Sunday 1 May 2011

                                                                       QUEST FOR THE TRUE IDENTITY   
Cameron Davis, America.

There is a destiny that makes us brothers.
None goes his way alone.
All that we give into the lives of others,
Comes back into our own.
I care not what his cast or creed.
But one thing holds firm and fast.
That into the days and deeds gone by,
The soul of a man is cast.

This was a long lost remnant of my childhood, a forgotten chant spoken between brothers, until I was asked to confront my identity. To identity myself.  From grades six to ten, I would attend a stay away summer camp in the backwoods of Wisconsin for a month. This poem became an integral part of every camper at Northstar Camp for Boys, as it was our unofficial oath and bond to one another as brothers. When I turned 16 I went on a week-and-a-half backpacking/canoeing/portaging trip with my cabin mates. We were 12 city kids at the whims of Mother Nature and fate.
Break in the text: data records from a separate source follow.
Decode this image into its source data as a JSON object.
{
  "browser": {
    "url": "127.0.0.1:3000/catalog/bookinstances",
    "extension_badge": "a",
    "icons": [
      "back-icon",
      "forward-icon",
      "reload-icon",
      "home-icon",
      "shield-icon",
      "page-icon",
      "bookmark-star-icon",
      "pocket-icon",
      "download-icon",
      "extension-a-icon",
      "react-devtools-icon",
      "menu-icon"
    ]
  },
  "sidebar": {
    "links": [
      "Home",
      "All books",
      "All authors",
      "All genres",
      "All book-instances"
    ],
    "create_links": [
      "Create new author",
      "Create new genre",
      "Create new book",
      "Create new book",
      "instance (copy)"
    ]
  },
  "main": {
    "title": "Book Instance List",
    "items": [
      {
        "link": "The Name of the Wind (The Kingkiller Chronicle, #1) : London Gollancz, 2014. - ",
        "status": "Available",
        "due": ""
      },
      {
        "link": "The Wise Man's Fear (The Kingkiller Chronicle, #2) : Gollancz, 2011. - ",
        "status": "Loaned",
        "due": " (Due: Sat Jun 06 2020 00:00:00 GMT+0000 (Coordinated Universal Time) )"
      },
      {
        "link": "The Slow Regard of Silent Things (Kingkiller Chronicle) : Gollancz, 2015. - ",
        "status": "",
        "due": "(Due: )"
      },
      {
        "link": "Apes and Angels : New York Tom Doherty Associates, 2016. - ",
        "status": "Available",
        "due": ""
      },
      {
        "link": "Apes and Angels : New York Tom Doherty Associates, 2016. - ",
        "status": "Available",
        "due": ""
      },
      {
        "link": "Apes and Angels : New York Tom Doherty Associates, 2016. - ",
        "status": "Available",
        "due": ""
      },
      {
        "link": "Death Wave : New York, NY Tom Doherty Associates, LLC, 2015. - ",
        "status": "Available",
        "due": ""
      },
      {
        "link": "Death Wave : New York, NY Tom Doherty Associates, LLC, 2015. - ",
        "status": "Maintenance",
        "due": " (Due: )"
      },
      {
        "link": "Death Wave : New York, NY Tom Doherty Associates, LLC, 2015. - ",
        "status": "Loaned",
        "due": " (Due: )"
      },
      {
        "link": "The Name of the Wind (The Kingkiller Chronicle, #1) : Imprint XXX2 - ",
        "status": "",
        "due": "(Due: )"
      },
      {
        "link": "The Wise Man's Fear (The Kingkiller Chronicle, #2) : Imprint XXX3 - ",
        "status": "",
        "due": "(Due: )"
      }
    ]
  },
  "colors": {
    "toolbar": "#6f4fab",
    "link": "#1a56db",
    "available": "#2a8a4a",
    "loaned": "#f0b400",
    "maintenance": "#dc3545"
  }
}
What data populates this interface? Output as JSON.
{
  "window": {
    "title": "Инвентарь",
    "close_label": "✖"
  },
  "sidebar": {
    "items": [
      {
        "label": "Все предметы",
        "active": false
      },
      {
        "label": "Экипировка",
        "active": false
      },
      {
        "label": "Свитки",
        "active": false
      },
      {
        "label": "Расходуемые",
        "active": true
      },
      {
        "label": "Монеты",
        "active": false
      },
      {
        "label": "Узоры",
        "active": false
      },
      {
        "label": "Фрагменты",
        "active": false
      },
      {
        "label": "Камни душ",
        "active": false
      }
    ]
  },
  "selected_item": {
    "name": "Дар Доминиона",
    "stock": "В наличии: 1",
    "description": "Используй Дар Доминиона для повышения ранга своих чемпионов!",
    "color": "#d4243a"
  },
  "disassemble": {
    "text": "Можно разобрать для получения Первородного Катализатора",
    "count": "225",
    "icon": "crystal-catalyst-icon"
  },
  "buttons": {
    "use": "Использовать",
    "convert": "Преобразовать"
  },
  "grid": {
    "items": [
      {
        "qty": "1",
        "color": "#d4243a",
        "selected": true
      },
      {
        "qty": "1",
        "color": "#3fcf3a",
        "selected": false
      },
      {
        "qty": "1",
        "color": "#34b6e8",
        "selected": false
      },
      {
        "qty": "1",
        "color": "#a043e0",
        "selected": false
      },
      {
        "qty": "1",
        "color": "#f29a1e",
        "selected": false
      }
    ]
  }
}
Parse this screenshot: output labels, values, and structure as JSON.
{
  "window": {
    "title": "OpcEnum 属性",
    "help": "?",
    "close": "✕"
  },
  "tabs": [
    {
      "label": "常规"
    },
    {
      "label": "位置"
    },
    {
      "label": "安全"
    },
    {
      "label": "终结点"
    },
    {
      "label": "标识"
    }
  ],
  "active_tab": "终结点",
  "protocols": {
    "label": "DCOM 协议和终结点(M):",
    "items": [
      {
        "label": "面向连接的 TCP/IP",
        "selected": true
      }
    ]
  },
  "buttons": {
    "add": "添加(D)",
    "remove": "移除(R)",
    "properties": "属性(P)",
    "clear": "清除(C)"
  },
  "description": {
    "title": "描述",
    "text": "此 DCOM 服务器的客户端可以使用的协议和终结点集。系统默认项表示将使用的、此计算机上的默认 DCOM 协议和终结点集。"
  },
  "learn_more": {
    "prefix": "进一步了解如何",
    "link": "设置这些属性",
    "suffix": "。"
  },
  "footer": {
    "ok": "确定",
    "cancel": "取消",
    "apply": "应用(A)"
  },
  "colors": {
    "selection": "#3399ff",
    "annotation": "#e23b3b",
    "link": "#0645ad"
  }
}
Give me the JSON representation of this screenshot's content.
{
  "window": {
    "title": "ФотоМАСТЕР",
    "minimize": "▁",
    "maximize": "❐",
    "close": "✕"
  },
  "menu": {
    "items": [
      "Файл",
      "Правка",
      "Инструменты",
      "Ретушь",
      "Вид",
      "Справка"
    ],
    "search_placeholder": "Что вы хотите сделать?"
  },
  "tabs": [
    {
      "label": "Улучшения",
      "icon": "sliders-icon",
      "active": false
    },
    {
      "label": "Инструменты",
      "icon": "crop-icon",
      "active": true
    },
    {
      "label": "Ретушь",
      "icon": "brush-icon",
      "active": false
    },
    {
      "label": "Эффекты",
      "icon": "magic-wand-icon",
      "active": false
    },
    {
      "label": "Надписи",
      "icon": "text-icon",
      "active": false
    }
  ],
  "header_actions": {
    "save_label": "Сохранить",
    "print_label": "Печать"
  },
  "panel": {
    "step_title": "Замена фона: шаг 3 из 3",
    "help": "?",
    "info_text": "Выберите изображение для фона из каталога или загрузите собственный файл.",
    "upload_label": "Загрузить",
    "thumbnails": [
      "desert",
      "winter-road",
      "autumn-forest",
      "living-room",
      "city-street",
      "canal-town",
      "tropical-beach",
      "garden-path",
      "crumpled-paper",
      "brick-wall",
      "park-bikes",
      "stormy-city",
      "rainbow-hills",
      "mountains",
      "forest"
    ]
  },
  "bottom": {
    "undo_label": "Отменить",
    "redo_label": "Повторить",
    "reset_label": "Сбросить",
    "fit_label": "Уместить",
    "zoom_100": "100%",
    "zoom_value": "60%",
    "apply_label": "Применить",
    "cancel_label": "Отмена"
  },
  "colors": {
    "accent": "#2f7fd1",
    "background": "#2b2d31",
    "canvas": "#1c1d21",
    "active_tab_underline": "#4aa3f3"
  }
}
Every night after endless hours of canoeing, portaging, hiking, getting fire wood, setting up camp, making dinner, sharing stories, playing cards, telling jokes- we would retreat to our tents for bed having spoken this to one another.
What I am remembering is that it was in those moments that the man struggling to find and express himself today was born.  I ask myself the same question- where do I belong? It’s a question I have both all of and none of the answers to. I live life with double consciousness; I see all colors and no colors. I vacillate between worlds that contradict and affirm each other, searching for my own sense of truth, identity and belonging. My body lives in one world, while my heart and mind stretch far beyond. From housing projects in the most crime affected areas of my hometown to mansions and operas in tuxedos. From finding friendship and souls in drug addicts, the outcasts, the second thoughts to finding horror and cold hearted cynicism in those who are the high and Holy. The core of my identity starts somewhere deep in the words of this poem, and exists with its subtext, the unspoken. I was shown the door when it shot into my mind from a deeper somewhere. I do not know how when and how I will walk through it.
I do not know where I belong. Am I American? Am I African- American? What is American? What is African? Why must I be any of those things? How can my identity be bigger, more responsible, than labels prescribed from where I come from?  How do I find a stable since of self when it torn between two worlds and survival is reliant on my ability to switch seamlessly in between?
I ask these questions of myself. They are the voices that accompany me as I walk through this door into myself, deeper, older and wiser.